Figure 1: Radiative forcing estimates from the IPCC FAR

Thus if anything, the 65% figure is an underestimate of the contributions of short-lived pollutants to global warming, but this contribution does not change the 1.66 W/m2 radiative forcing from CO2 or the amount of global warming it has caused.

Much ado has also been made about another quote from the commentary:

"Warming over the past 100 years is consistent with high climate sensitivity to atmospheric carbon dioxide combined with a large cooling effect from short-lived aerosol pollutants, but it could equally be attributed to a low climate sensitivity coupled with a small effect from aerosols. These two possibilities lead to very different projections for future climate change."

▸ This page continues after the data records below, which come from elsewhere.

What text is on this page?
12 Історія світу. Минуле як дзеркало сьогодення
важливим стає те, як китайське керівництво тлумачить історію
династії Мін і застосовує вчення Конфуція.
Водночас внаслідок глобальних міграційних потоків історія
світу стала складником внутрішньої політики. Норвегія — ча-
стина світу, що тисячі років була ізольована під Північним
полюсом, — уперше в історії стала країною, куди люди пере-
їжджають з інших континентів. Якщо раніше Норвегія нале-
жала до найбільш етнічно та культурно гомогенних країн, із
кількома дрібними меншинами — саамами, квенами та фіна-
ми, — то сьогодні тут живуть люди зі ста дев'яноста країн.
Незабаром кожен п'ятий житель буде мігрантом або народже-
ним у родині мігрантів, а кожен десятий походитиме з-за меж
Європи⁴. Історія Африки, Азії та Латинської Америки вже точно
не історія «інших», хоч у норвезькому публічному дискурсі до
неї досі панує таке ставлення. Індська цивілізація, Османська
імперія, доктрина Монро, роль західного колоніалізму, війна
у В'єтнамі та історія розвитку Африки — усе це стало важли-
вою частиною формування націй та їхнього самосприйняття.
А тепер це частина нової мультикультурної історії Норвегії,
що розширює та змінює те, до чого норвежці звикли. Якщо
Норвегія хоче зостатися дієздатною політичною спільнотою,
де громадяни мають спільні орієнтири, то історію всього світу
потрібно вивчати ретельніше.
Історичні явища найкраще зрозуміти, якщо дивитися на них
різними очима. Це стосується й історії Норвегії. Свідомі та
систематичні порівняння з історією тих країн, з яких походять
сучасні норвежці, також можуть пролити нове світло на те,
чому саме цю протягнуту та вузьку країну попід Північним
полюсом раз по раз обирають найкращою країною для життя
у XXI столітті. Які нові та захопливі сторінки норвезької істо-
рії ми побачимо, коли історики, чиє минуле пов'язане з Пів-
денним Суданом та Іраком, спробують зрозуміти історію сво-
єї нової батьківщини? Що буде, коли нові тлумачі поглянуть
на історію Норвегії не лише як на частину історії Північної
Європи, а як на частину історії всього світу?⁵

This statement gets to the main point of the commentary - that there remains significant uncertainty regarding the effect of these short-lived pollutants on the global climate. However, estimates of the planetary climate sensitivity to increasing atmospheric CO2 and other radiative forcings are not solely based on the change in the mean global temperature over the past 100 years. In fact, the climate sensitivity parameter has been estimated through many different methods, including:

All of these different methods show strong agreement, overlapping in the IPCC climate sensitivity range of 2 to 4.5°C for a doubling of atmospheric CO2 (2xCO2).

sensitivity summary

Figure 2: Distributions and ranges for climate sensitivity from different lines of evidence. The circle indicates the most likely value. The thin colored bars indicate very likely value (more than 90% probability). The thicker colored bars indicate likely values (more than 66% probability). Dashed lines indicate no robust constraint on an upper bound. The IPCC likely range (2 to 4.5°C) and most likely value (3°C) are indicated by the vertical grey bar and black line, respectively (Knutti and Hegerl 2008)

Interestingly, Penner et al. find that whether the climate sensitivity parameter is on the low or high end, reducing anthropogenic emissions of the short-lived warming pollutants would achieve a significant reduction in global warming over the next 50-100 years.  In the red lines in the Figure 3, they employ a climate model with a sensitivity of 5°C for 2xCO2, slightly outside the IPCC likely range.  The blue line is a climate model with a sensitivity of 2°C for 2xCO2, on the lower end of the IPCC range.  Note that even with the lower climate sensitivity, the model shows the planet warming 3°C by 2100 in this emissions scenario (see the figure caption for further details).

Figure 3: Global mean temperature measurements (black) and projections based on an IPCC scenario with high emissions (A2) for a climate sensitivity parameter of 5°C (upper red) and 2°C (upper blue). Linearly decreasing the total anthropogenic radiative forcing owing to methane, tropospheric ozone and black carbon — starting in 2010 and achieving pre-industrial levels by 2050 — results in significant near-term climate mitigation (lower blue and red curves) (Penner 2010)

Unfortunately, reducing the short-lived cooling pollutants such as aerosols would cause a warming effect of similar magnitude, and so CO2 remains the primary pollutant of concern.  Coincidentally, a group of scientists from NASA GISS just published a paper in Science entitled Atmospheric CO2: Principal Control Knob Governing Earth's Temperature.

Although it is important to reduce the remaining climate uncertainties, such as the magnitude of the impacts of short-lived pollutants, it does not change the fact that CO2 is very likely the driving force behind the current global warming, or that if we double the amount of CO2 in the atmosphere from pre-industrial levels, the planet will likely warm in the range of 2 to 4.5°C.